Note: Even for an experienced hospitalist, it can be helpful to review the duties of a resident in layman's terms before outlining them to a patient, if you choose to do so in detail. The Mayo Clinic offers this helpful outline of an internal medicine resident's task list.
2. Residents pay careful attention to you
Explain to your patient that In doing that initial workup, she'll notice that a resident asks lots of focused questions, and spends more time listening to you than the top doctor on your team will do during rounds. Residents are not only taught to gather every important detail they can while interacting with you, they're naturally inquisitive most of the time, and have been freshly taught to think using academic methodology — they dot I's and cross T's as a way of life.

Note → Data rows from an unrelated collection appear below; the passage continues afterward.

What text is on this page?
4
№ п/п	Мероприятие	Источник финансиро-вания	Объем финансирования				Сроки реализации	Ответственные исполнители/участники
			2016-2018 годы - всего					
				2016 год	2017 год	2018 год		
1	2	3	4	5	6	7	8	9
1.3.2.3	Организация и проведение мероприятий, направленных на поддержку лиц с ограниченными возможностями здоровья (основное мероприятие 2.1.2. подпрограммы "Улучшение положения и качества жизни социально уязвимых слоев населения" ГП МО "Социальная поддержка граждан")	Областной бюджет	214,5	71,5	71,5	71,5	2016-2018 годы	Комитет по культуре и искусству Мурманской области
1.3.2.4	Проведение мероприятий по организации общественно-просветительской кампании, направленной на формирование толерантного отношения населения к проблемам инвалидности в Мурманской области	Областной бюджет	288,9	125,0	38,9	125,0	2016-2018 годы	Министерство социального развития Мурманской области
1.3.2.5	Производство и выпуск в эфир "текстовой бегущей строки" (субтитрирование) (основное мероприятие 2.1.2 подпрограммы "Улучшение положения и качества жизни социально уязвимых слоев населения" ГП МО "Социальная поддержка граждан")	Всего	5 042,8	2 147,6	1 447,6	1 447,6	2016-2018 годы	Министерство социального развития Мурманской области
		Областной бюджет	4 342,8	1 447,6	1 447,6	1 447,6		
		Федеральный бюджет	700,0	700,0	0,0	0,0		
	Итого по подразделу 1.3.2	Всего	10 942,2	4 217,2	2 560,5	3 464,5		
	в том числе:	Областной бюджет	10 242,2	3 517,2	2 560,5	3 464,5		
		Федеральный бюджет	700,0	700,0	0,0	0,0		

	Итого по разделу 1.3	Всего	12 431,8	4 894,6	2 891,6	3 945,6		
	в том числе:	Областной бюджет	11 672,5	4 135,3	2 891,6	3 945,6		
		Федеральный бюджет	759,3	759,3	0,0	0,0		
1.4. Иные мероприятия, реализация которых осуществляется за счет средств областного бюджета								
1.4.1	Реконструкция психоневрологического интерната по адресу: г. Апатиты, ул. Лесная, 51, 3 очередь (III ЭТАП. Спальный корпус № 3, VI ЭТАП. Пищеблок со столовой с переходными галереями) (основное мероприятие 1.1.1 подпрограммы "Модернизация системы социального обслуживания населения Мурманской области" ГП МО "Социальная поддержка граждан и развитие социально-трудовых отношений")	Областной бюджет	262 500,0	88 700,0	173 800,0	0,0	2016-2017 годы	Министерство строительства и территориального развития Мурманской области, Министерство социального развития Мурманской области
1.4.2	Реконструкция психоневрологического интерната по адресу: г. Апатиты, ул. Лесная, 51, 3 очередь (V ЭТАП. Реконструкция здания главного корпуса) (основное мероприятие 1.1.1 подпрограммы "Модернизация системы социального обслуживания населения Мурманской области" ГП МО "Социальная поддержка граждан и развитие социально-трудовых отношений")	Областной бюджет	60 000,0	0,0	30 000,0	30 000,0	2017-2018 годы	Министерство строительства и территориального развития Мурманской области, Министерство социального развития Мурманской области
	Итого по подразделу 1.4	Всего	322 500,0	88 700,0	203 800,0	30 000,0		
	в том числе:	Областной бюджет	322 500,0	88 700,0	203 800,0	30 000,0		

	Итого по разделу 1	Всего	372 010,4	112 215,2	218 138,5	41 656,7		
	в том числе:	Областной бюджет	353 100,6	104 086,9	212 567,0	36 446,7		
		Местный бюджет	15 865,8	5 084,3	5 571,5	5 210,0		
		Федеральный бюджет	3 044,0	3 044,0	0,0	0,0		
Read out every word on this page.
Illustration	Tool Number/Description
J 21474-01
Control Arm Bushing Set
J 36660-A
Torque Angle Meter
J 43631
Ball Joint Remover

A good resident will pay similar close attention while doing a procedure on you. Here's a great overview of how an IM resident specifically learns via Johns Hopkins factsheet — you might want to share it with an apprehensive patient.
3. Residents are closely supervised
Your patient may have heard about the "July effect" — the premise in which more patients die in hospitals in that month because new interns are flooding into teaching hospitals as more experienced residents leave. If he or she is a summer admission, this may be a significant worry.
Research shows there isn't really a significant impact on patients' health in this way. However, a Harvard/Stanford/USC/Rand study showed, for example, that a July hospitalization held a negligible risk for most patients, and that higher risk patients are carefully monitored by experienced doctors during this time period at most teaching facilities.
4. Residents are always being monitored by experienced physicians
Let your patient know that your residents must answer for every medical move they make and participate in intense orientation work from the moment they arrive at the hospital. Stress the fact that patient safety is your top concern, that you're watching each resident closely, and that if your patient has even one iota of a problem or question regarding treatment, he can let you know. The buck stops with you.
Ultimately, it comes down to this: You must respect your patient's right to choose. Of course, she can opt out of having a resident — or any doctor — care for her, if she wants to. But information is indeed power.
If you effectively present the facts your patient needs to feel comfortable — by relaying the information with conviction as well as empathy for her concerns — chances are quite good that your patient will give her resident a chance, and see for herself that her resulting care will be top-notch.